The methodologies described herein may be implemented by various means depending upon the application. For example, these methodologies may be implemented in hardware 162, firmware 163, software 165, or any combination thereof. For a hardware implementation, the processing units may be implemented within one or more application specific integrated circuits (ASICs), digital signal processors (DSPs), digital signal processing devices (DSPDs), programmable logic devices (PLDs), field programmable gate arrays (FPGAs), processors, controllers, micro-controllers, microprocessors, electronic devices, other electronic units designed to perform the functions described herein, or a combination thereof.

For a firmware and/or software implementation, the methodologies may be implemented with modules (e.g., procedures, functions, and so on) that perform the functions described herein. Any machine-readable medium tangibly embodying instructions may be used in implementing the methodologies described herein. For example, software codes may be stored in memory 164 and executed by the processor 161. Memory may be implemented within or external to the processor 161. If implemented in firmware and/or software, the functions may be stored as one or more instructions or code on a storage medium that is computer-readable, wherein the storage medium does not include transitory propagating signals. Examples include storage media encoded with a data structure and storage media encoded with a computer program. Storage media includes physical computer storage media. A storage medium may be any available medium that can be accessed by a computer. By way of example, and not limitation, such computer-readable media can comprise RAM, ROM, EEPROM, CD-ROM or other optical disk storage, magnetic disk storage or other magnetic storage devices, or any other medium that can be used to store desired program code in the form of instructions or data structures and that can be accessed by a computer; disk and disc, as used herein, includes compact disc (CD), laser disc, optical disc, digital versatile disc (DVD), floppy disk and Blu-ray disc where disks usually reproduce data magnetically, while discs reproduce data optically with lasers. Combinations of the above should also be included within the scope of computer-readable media.

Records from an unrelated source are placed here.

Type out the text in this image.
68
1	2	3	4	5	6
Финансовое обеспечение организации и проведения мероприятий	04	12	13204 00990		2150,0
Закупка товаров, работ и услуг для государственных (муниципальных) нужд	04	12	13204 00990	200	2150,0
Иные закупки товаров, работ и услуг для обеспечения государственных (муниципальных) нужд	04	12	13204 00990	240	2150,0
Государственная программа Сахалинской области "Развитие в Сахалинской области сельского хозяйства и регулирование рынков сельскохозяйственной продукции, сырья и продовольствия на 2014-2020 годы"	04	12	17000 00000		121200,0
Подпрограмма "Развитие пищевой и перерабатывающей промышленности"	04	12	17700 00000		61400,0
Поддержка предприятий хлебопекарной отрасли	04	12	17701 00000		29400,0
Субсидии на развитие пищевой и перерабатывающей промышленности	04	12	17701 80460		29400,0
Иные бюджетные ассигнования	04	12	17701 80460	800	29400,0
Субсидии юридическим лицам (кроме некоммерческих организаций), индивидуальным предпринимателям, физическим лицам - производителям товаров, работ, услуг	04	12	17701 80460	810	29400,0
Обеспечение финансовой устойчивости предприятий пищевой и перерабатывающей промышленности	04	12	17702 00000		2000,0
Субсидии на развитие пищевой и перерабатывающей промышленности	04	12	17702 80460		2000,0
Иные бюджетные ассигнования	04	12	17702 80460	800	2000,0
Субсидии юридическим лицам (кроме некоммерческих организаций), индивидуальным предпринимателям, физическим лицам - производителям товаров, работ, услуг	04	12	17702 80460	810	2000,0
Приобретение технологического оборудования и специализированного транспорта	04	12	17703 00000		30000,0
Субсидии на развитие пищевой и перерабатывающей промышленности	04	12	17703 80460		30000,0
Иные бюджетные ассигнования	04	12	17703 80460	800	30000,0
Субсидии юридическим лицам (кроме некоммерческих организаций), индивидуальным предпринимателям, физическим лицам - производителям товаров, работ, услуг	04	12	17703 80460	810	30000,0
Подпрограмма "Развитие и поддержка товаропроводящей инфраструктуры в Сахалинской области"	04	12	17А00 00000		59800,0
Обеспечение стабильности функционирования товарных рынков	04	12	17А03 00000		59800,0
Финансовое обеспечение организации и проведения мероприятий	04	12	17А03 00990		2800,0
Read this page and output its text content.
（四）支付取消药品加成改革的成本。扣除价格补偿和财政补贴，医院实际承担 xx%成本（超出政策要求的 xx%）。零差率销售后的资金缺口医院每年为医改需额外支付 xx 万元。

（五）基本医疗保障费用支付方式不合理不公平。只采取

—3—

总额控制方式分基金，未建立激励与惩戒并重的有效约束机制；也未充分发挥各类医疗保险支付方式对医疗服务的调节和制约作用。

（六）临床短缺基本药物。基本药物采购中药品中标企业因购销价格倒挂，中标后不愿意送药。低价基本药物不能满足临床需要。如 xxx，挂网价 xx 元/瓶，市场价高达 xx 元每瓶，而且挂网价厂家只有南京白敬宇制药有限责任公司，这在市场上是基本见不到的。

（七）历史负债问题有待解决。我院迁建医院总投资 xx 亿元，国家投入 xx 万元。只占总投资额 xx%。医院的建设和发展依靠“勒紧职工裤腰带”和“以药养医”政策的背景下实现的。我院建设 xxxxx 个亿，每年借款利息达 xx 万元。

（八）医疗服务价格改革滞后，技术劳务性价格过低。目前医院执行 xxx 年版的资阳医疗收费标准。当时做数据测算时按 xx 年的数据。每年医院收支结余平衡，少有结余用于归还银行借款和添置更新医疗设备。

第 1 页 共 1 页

Thus, a mobile device includes a means for means for receiving motion data, which may include, e.g., the motion sensors 112, as well as other sensors such as the SPS receiver 114 and wireless interface 116. Means for determining a user context using the motion data may include the classification module 50 or processor 161, and means for adjusting a camera feature comprising at least one of continuous auto-focus, auto-white balance, video encode quality, frame rate, search range used for focusing, and exposure mode based on the user context may include, e.g., the camera feature adjustment module 90 or processor 161.

Although the present invention is illustrated in connection with specific embodiments for instructional purposes, the present invention is not limited thereto. Various adaptations and modifications may be made without departing from the scope of the invention. Therefore, the spirit and scope of the appended claims should not be limited to the foregoing description.

Claims

1. A method comprising:

receiving data from one or more sensors in a mobile device;
determining a user context using the data from the one or more sensors; and
adjusting at least one camera feature selected from a group consisting of continuous auto-focus, auto-white balance, video encode quality, frame rate, search range used for focusing, and exposure mode based on the user context.

2. The method of claim 1, wherein determining the user context using the data from the one or more sensors comprises classifying a motion state.

3. The method of claim 1, wherein the user context comprises at least one of panning, walking, standing, sitting, and traveling in a moving vehicle.

4. The method of claim 3, wherein adjusting the at least one camera feature based on the user context comprises controlling continuous auto-focus to adjust according to at least one of the following:

not auto-focusing when the user context is walking and not panning;
auto-focusing when panning stops when the user context is walking and panning; and
auto-focusing when panning stops when the user context is not walking and panning.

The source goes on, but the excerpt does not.